Oder ist der Himmel so langweilig geworden, dass alle leidenschaftlichen Menschen in der Hölle gelandet sind und ein Gott im Himmel nichts besseres zu tun hat, als den Menschen zuzusehen. So als hätte er keine andere Alternative, zudem es besser ist als sich mit dem vernachlässigten und missverstandenen Sohn zu beschäftigen.
Es lässt sich vortrefflich über all diese Dinge spekulieren, aber am Ende kommt man zu dem Punkt, an dem es einfach nicht weitergeht. In diesem Fall muss man sich einfach geschlagen geben. Die Hölle mag zwar sehr blumig dargestellt
worden sein, aber viel verzweifelnder ist, dass man nie wissen wird, wie sie wirklich aussieht. Man weiß nie, ob man vielleicht nicht schon drin ist.
Es gibt viele Meinungen dazu und viele Fragen, aber letztlich bin ich kein Theologe. Ich bin Skeptiker, der alles infrage stellt, was er nicht versteht. Ich wünschte mir, ich könnte verstehen, was wirklich ist. Ich wünschte ich hätte einen kleinen Hinweis, was eigentlich gespielt wird. Am Ende muss ich aber eingestehen, dass ich nur an etwas glauben kann, ob es wirklich richtig ist, weiß man erst am Ende, wenn ein alter Gott sagt, was wirklich Phase ist.
Mit diesen Gedanken fahre ich Bahn, grinse über die Menschen und denke mir, was es eigentlich soll. Dante hatte es so einfach. Vergil hat ihn durch die Hölle geführt. Doch war es die wirkliche Hölle oder begnügte man sich damit, ihm eine Chance zu eröffnen. Haben sie ihm am Ende gesagt, tja Pech gehabt, deine Läuterung kam nun wirklich zu spät. Schön, dass du ein sittsames Leben auf die letzten drei Tage geführt hast, aber letztlich gibt es für dich kein Zurück mehr.
Ich konnte mir nicht helfen, bei all dem Positiven, das man dennoch erlebt, würde
diese eine alte Offenbarung alles verblassen lassen. Es gäbe dann kein Heute und Morgen mehr, alles würde in den Fluss der Täuschung überführt werden.
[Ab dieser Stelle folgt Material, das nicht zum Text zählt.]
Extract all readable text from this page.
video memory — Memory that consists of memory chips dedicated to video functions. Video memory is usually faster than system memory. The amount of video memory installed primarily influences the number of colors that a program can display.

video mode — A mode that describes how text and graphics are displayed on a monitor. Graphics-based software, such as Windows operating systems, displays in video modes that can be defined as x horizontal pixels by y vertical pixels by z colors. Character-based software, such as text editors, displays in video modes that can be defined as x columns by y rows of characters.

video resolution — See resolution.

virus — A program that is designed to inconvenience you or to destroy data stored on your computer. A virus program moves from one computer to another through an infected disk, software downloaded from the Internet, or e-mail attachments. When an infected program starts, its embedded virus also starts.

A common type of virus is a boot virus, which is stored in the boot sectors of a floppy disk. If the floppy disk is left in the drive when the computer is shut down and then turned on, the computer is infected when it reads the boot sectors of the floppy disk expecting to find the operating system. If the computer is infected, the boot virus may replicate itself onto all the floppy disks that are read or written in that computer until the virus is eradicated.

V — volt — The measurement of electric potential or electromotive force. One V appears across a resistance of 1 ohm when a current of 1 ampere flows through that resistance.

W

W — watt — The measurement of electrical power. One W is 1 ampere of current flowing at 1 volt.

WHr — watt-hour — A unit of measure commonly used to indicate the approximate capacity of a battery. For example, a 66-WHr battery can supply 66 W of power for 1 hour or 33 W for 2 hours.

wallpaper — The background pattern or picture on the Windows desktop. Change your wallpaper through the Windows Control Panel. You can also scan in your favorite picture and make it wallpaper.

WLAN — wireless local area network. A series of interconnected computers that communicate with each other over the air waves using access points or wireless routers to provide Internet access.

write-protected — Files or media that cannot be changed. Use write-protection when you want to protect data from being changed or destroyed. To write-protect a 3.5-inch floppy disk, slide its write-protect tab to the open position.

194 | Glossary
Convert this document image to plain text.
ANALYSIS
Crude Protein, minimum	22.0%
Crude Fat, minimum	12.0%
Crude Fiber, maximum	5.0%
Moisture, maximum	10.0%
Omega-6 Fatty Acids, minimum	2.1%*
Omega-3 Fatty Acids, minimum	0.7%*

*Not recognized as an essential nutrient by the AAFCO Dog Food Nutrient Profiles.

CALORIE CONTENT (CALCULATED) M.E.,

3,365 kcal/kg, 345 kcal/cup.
Wahrscheinlich wird damit das Wasser des Styx angereichert, wo sodann auch die Seelen der verstorbenen Leben, welche den Charon nicht bezahlen konnten.
Welche Gedanken kommen mir da gerade. Das Leben, der Himmel und die Hölle. Begreifen werde ich meine Gedanken zu diesem Thema wohl nie, aber es gibt immer wieder Gründe darüber nachzudenken. Sie lassen mich
abends wach liegen und morgens schnell erwachen. Sie lähmen mich für eine lange Zeit, sind aber ebenfalls der Grund für meinen Antrieb. Es gibt immer einen Grund, um darüber nachzudenken. Doch am Ende wird man von einem Zellgewebe verspottet, wenn Himmel, Erde und das eigene Leben zu Aas geworden sind. Mit diesem Gedanken kann ich sodann selig grinsend einschlafen, bis ich zum nächsten Mal über die Gedanken ins Grübeln und Sinnieren komme. Die Hölle auf Erden ist mein Verstand – wer hätte das gedacht?